2

Question

While reading a Wikipedia article on Markov's Inequality, I came across the statement

$$E(X) = P(X<a)E(X|X<a) + P(X \geq a)E(X|X\geq A)$$

In the context of Markov's inequality, we are assuming $X$ is a non-negative r.v., but I don't think that's necessary for the statement to be true.

How do I prove this? I think I should use iterated expectation $E(E(X| ??)$ but I'm not exactly sure how. I'm used to things like $E(E(X|Y=y))$, not inequalities.

If it's relevant, I do not know measure theory yet.

Solution

The answer below is totally sufficient, but for a beginniner like me I felt it was useful to dive into the details. In case those details help anybody else, here they are:

We want to prove

$$E(X) = P(X<a)E(X | X<a) + P(X\geq a)E(X|X\geq a)$$

An answer below shows that

\begin{align} E[X] &= \int_{-\infty}^\infty xf(x)dx \\ &= \int_{-\infty}^a xf(x)dx +\int_a^\infty xf(x)dx \\ &= \Pr(X<a)\int_{-\infty}^a \frac{xf(x)}{\Pr(X<a)}dx +\Pr(X\ge a)\int_a^\infty \frac{xf(x)}{\Pr(X\ge a)}dx \\ &= \Pr(X<a)\int_{-\infty}^\infty xf(x\mid X<a)dx +\Pr(X\ge a)\int_{-\infty}^\infty xf(x\mid X\ge a)dx \\ &= \Pr(X<a)E[X\mid X<a] +\Pr(X\ge a)E[X\mid X\ge a] \end{align}

Where $f(x)/\Pr(X<a)$ is the conditional pdf $f(x | X<a)$. The purpose of this extended answer is to investigate how this conditional probability works.

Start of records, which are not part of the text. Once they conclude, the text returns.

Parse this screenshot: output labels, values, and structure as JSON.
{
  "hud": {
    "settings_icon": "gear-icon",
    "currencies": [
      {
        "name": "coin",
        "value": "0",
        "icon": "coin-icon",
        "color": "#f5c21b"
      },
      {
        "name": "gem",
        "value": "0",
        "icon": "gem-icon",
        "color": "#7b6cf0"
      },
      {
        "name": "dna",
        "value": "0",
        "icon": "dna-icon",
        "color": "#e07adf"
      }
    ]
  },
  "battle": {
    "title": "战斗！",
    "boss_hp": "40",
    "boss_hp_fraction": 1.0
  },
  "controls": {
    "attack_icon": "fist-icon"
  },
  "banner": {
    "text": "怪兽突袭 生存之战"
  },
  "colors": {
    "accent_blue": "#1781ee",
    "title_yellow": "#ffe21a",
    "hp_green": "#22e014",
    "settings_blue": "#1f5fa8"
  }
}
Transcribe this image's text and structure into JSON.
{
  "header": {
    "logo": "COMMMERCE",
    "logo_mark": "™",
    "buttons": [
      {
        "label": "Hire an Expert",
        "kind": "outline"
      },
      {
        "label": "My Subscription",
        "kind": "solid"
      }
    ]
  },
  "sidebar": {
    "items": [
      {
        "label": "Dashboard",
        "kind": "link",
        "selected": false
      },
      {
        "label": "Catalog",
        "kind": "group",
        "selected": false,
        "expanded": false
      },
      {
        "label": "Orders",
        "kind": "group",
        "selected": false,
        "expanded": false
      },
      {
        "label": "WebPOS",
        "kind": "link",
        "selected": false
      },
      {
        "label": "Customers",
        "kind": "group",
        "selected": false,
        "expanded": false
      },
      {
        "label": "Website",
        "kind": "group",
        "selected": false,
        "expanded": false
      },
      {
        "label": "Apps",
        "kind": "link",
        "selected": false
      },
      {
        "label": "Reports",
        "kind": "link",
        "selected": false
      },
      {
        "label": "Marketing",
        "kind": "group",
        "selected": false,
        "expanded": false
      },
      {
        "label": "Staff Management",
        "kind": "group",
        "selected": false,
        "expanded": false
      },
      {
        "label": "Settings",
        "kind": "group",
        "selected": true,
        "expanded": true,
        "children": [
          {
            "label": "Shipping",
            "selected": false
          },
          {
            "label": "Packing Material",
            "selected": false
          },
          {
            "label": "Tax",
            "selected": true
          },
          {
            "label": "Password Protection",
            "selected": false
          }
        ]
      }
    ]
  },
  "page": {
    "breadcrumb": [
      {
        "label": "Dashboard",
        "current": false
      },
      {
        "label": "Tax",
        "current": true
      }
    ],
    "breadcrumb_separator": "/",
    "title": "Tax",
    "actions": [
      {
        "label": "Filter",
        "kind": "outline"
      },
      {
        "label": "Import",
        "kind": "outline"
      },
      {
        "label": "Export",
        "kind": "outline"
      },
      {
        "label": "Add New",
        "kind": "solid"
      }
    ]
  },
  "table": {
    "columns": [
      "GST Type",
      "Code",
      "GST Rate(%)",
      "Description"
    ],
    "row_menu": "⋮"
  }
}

Typically we denote the conditional pdf for random variables $X,Y$ as

$$f_{X|Y}(x|y) = f_{X,Y}(x,y)/f_Y(y)$$

But what is the random variable $Y$ in this case? For convenience, denote $A^-=(-\infty,a)$ and $A^+=[a,\infty)$, then we define $L(X) = I_{A^-}(X)$ where $I_{A^-}$ is the indicator function on set $A^-$.

\begin{equation} L(X) = I_{A^-}(x) = \begin{cases} 1 & \text{if $x\in (-\infty,a)$}\\ 0 & \text{if $x\in [a,\infty)$} \end{cases} \end{equation} Then

$$f_{X|L}(x|l) = \frac{f_{X,L}(x,l)}{f_L(l)}$$

where

\begin{equation} f_L(l) = P(L(x)=l) = \begin{cases} P(x\in A^-) & \text{if $l=1$}\\ P(x\in A^+) & \text{if $l=0$}\\ 0 & \text{otherwise} \end{cases} \end{equation}

and $f_{X,L}(x,l)$ is defined such that

$$\Pr(X\in U,L\in V) = \sum_{l\in V}\int_{x\in U}f_{X,L}(x,l)dx $$

Note we must have

$$f_{X,L}(x,1) = 0 ~\text{ for }~ x\in A^+$$

since by definition of the indicator function

$$P(X\in U\subset A^+ \land L=I_{A^-}(X)\in\{1\}) = 0$$

Also, by definition of the marginal pdf $f_L(l)$, we know that

$$\int_{x\in\mathbf{R}}f_{X,L}(x,1)dx = f_L(1) = P(X\in A^-) = P(X<a) = \int_{x<a}f(x)dx$$

This implies $f_{X,L}(x,1)=f(x)$ for $x<a$.

Similarly

$$f_{X,L}(x,0) = 0 ~\text{ for }~ x\in A^-$$ since by definition

$$P(X\in U\subset A^-,L\in\{0\}) = 0$$

Again, by definition of the marginal pdf, we know

$$\int_{x\in\mathbf{R}}f_{X,L}(x,0)dx = f_L(0) = P(X\in A^+) = P(X\geq a) = \int_{x\geq a}f(x)dx$$

which implies $f_{X,L}(x,0) = f(x)$ for $x\geq a$.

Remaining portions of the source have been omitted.